Sterbehilfe in der Grauzone
Bundestag verschärft Regelungen und stellt geschäftsmäßige Suizidhilfe unter Strafe
Am Freitagvormittag bot sich im Bundestag ein ungewohntes Szenario. Vier Gruppen von Abgeordneten stritten über Fraktionsgrenzen hinweg für ihre Anträge. Zu Beginn der dreistündigen Debatte über die Sterbehilfe lobte der CDU-Parlamentarier Michael Brand, dass der Bundestag »das Sterben aus der Tabuzone« geholt habe. »Für diesen Zugewinn an Menschlichkeit können wir dankbar sein«, sagt er. Bei dem emotionalen Thema war Brand sogar bereit, mit Abgeordneten der Linksfraktion zu kooperieren.
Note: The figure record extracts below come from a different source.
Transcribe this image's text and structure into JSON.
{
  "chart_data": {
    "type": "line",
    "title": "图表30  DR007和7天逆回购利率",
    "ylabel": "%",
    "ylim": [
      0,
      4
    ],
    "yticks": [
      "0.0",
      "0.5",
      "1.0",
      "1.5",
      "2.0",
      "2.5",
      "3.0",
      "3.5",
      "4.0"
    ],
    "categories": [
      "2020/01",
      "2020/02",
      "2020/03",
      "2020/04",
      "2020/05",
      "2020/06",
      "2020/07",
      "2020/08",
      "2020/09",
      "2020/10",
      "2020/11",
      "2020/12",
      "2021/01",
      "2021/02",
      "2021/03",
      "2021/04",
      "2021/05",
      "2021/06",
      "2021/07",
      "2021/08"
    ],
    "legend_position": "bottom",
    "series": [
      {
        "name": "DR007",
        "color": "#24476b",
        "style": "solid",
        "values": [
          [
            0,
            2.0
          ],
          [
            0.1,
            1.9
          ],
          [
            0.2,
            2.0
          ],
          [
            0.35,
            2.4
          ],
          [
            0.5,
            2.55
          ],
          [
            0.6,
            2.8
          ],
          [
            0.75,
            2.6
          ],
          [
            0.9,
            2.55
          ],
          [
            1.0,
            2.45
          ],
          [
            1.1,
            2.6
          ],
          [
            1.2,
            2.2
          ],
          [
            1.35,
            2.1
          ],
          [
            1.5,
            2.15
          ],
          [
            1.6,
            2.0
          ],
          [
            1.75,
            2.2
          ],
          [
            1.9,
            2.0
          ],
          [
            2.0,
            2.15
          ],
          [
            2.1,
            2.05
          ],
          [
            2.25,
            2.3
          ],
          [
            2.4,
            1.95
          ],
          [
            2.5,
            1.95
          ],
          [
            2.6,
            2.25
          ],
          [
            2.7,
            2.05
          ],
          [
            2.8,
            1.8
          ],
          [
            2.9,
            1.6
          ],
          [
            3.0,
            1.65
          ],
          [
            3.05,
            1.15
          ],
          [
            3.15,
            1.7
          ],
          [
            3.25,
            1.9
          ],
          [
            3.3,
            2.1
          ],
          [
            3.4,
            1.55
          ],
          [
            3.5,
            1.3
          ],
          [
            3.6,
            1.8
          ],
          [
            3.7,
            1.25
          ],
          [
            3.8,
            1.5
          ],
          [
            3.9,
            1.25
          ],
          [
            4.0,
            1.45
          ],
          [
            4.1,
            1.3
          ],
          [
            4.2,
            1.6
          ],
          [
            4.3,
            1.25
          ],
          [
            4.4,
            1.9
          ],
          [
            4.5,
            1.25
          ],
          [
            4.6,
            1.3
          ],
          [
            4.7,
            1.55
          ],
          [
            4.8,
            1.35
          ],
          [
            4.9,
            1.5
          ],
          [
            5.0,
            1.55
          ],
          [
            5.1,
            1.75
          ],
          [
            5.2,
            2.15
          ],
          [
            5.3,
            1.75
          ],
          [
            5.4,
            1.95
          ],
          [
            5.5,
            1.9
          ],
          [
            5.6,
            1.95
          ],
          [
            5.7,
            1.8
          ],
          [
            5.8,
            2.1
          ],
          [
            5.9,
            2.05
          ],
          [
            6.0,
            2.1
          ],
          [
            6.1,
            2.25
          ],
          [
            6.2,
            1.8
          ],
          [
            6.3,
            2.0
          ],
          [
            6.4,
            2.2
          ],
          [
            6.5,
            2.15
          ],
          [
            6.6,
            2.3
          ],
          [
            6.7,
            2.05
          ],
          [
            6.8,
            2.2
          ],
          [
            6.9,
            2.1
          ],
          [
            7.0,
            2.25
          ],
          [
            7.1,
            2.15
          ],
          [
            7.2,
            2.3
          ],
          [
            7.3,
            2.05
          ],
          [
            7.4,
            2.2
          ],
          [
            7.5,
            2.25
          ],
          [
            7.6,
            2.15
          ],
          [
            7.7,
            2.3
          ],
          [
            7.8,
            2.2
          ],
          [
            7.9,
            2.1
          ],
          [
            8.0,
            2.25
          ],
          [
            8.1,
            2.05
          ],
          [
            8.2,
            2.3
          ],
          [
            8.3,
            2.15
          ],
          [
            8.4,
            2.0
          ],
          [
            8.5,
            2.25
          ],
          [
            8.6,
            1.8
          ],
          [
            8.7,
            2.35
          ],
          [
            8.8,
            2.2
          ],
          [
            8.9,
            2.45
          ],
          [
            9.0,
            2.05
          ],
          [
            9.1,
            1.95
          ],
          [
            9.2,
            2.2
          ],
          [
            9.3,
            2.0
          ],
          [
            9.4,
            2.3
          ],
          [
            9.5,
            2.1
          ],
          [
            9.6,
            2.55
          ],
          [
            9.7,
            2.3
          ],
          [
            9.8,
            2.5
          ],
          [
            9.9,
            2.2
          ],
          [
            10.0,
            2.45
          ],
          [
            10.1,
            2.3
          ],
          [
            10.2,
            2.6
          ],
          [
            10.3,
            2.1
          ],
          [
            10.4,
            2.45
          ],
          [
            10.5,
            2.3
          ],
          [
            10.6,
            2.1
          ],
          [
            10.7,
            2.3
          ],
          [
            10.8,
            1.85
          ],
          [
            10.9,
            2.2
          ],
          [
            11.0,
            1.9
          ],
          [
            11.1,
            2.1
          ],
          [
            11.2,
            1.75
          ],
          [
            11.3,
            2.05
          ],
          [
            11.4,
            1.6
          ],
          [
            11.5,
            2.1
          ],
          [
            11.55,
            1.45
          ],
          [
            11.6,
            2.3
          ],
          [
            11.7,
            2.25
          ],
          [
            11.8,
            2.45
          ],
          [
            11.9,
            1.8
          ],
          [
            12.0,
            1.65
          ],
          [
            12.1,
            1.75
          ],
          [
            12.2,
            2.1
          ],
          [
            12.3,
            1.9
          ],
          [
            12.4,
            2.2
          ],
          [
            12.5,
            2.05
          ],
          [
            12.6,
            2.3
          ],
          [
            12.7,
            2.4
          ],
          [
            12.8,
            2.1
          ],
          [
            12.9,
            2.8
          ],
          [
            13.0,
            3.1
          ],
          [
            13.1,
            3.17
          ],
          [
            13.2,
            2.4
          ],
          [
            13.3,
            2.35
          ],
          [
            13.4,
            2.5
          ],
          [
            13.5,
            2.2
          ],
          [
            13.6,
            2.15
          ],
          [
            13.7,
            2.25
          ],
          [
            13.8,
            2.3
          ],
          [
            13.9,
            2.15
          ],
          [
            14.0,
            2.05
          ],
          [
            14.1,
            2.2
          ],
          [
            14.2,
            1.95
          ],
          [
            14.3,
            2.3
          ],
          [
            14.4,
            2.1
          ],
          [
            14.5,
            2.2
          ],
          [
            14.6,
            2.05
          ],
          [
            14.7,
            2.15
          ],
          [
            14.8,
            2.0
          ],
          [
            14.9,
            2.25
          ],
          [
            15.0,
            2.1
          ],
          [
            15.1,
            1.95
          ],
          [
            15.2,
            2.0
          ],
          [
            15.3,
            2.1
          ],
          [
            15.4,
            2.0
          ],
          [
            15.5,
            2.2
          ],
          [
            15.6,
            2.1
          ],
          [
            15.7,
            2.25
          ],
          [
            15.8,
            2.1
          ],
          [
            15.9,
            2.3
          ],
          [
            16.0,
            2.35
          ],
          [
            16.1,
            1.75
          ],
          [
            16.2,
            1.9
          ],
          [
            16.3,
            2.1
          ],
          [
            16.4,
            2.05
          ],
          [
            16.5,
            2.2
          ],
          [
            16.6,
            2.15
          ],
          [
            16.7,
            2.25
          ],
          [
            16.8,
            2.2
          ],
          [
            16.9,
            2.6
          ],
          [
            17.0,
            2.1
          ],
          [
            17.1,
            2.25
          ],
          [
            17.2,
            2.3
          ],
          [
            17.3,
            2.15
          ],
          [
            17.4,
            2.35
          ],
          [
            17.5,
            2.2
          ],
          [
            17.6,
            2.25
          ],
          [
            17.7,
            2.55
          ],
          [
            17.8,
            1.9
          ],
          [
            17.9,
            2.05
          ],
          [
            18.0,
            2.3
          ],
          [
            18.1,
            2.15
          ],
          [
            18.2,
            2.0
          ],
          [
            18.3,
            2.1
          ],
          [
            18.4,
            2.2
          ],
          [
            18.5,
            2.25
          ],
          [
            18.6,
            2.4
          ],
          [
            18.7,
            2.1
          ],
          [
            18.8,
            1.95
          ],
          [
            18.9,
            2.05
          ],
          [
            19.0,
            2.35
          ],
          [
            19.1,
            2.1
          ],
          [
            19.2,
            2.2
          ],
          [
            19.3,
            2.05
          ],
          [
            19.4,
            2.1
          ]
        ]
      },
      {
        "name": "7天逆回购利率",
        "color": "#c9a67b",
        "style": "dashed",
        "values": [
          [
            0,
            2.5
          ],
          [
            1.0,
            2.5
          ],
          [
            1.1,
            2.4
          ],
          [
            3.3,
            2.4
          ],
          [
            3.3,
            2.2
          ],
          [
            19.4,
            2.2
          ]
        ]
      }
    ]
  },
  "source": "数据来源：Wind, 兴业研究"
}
Er hatte gemeinsam mit einer Gruppe um Kerstin Griese (SPD), Harald Terpe (Grüne) und Kathrin Vogler (LINKE) einen Antrag zum Verbot organisierter Suizidbeihilfe verfasst. Das Papier wurde von höchster Ebene unterstützt. Zu den Befürwortern zählten neben einigen Ministern auch Kanzlerin Angela Merkel (CDU) sowie ihr Stellvertreter Sigmar Gabriel (SPD).
Das Ziel der Gruppe war es, durch eine gesetzliche Regelung Sterbehilfevereine zu verbieten, die bislang Unterstützung beim Suizid anbieten, ohne eine Strafe fürchten zu müssen. Griese warnte davor, dass Menschen zu einem Suizid gedrängt werden könnten. Den ärztlichen Freiraum wolle sie in dieser Frage erhalten. »Aber wir können klar machen, dass wir als Gesetzgeber den assistierten Suizid als ärztliche Regelleistung nicht wollen«, so die SPD-Abgeordnete.
Einen liberaleren Ansatz verfolgten unter anderem Renate Künast (Grüne) und Petra Sitte (LINKE). »Die Selbstbestimmung am Lebensende muss akzeptiert werden«, erklärte Künast. Nach ihrem Entwurf soll es Ärzten und Organisationen erlaubt sein, Hilfe beim Suizid zu leisten. Allerdings wenden sich Künast und ihre Unterstützer gegen kommerziell ausgerichtete Sterbehilfe. Petra Sitte betonte, dass der Rechtsstaat bereits heute funktioniere. Sie wies auf die Verfahren gegen den früheren Hamburger Justizsenator Roger Kusch hin. Der einstige CDU-Rechtsaußenpolitiker ist ein selbst ernannter Sterbehelfer. Er hat entsprechende Vereine gegründet und für seine »Sterbebegleitung« Geld verlangt.
Künast warnte vor möglichen Folgen einer Strafrechtsverschärfung. Wenn Ärzte Strafe für eine auf Wiederholung angelegte Suizidbeihilfe fürchten müssten, sei ein offenes und ehrliches Gespräch für den Patienten nicht mehr möglich. Künast bezog sich auch auf Gespräche, die sie während der einjährigen Debatte des Bundestags über die Sterbehilfe mit Bürgern geführt hatte. Dabei sei ihr immer wieder gesagt worden, dass der Staat sich aus dieser Frage heraushalten solle. Die Grünen-Politikerin sprach sich deswegen für ein »Sterben ohne den Staatsanwalt« aus.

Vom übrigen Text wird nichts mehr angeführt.